I know that fixing broken rules is hard and stuff, but it's a lot better than being a juvenile backstabber.


I have to take exception to that. What, exactly, is juvenile here? Is it saying "I don't want to play the game, so I exploit the rules and make it unplayable," or is it saying, "I'm the GM, and I will not allow you to willfully make my game unplayable." Yeah, I didn't use polite language in my original post, but I wasn't acting as a GM. I was not describing how I would call my players retards and stomp on their ideas like an asshole. I was just using colorful language to describe what I thought was the best solution to the problem.

You're comparing 'infinite agents' to 'firing more than one bullet.' One is clearly allowed by the rules, and makes perfect sense. One is based on a number of questionable interpretations of the rules, and has no place in any game.

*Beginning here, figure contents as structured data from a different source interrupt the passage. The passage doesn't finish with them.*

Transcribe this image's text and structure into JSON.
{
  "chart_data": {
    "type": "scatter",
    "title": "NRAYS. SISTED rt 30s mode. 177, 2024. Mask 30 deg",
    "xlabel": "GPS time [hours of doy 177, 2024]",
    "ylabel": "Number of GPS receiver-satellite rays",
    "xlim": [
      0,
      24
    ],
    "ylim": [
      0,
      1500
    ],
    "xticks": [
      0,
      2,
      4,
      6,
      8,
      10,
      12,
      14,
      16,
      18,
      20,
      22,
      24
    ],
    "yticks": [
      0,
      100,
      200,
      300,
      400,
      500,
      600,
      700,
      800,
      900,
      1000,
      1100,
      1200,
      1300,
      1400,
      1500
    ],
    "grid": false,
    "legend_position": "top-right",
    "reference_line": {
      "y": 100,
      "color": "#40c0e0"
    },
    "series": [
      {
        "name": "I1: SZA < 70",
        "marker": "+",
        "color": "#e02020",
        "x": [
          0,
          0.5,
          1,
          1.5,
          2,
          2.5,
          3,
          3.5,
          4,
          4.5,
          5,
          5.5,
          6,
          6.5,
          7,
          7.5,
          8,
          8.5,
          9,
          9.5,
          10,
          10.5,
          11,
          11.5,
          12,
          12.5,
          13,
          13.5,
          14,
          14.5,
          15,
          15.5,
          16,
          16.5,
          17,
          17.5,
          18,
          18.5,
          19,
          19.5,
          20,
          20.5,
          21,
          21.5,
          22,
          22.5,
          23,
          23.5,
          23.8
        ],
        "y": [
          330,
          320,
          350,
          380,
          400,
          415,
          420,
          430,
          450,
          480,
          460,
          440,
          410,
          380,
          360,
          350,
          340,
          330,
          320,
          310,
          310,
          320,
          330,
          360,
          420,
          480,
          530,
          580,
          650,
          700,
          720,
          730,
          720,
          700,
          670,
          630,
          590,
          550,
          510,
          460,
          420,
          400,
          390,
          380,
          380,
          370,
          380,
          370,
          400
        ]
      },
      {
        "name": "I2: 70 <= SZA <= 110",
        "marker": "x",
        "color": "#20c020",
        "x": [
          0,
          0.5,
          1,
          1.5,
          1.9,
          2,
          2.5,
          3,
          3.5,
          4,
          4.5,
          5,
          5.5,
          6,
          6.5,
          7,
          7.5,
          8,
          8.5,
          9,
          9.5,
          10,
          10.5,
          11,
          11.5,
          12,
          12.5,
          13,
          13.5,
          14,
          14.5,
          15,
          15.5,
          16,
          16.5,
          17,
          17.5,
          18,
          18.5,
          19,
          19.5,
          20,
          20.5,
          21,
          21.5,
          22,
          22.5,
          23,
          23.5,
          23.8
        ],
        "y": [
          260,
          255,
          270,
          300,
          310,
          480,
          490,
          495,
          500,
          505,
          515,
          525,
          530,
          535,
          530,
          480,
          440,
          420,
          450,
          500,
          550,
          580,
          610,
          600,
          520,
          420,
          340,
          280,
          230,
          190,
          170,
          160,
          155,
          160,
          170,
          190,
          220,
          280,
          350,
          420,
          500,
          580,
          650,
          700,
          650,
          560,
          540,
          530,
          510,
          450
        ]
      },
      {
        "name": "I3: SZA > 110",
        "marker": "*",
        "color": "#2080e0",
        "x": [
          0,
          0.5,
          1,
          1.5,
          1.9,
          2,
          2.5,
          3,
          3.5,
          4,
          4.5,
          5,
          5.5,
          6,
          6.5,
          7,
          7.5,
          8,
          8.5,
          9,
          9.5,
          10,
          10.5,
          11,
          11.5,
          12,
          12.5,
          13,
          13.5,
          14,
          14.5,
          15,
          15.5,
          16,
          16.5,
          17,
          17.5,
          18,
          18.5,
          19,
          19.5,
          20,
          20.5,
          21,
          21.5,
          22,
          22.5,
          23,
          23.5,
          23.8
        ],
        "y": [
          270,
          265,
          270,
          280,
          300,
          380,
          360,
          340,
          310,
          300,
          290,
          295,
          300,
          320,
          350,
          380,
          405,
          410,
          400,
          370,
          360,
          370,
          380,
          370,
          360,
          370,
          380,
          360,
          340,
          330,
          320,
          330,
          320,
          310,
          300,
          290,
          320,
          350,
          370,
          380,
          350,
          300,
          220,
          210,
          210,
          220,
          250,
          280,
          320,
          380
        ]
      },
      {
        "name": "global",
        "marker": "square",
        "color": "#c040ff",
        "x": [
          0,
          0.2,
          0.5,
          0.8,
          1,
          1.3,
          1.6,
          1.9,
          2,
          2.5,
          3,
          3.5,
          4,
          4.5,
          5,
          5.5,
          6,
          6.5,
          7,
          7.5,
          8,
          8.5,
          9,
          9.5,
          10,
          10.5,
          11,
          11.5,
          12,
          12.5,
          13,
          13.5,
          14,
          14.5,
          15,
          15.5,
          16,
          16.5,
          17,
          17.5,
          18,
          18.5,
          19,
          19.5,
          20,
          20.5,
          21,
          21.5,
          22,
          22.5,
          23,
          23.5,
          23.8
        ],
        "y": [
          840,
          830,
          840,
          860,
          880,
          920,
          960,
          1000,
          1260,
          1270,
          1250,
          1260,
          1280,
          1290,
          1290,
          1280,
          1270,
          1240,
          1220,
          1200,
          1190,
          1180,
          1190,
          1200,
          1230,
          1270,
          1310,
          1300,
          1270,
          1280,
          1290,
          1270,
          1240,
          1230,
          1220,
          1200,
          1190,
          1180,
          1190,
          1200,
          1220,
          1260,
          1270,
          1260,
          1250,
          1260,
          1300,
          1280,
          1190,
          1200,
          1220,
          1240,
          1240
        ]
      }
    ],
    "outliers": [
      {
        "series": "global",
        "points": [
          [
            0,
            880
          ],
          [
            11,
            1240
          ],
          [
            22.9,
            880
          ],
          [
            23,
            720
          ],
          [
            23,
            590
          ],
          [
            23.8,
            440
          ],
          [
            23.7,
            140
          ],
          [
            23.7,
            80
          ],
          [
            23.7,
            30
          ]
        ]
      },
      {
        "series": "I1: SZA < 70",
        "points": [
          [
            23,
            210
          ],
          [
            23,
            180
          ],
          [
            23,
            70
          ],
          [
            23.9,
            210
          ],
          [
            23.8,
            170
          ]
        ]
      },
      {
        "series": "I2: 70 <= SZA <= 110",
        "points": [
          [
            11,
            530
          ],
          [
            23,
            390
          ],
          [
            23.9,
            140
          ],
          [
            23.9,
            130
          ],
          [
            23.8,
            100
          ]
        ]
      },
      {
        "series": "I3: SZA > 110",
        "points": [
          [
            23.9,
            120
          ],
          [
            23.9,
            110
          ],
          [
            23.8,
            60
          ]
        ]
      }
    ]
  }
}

Can you guess which is which? Can you see the difference between the two?

Saying "no" is a valid way for the GM to fix broken rules. It is not backstabbing to tell a player they can't go ahead and wreck the game just because the rules in the rulebook, read very loosely, would maybe allow it. Maybe it would be backstabbing to let them spend 250k on agents at chargen and then come back with "haw haw, tricked you, your character is worthless." But exercising GM discretion to preserve the game against a blatantly obvious rules exploit? How dastardly.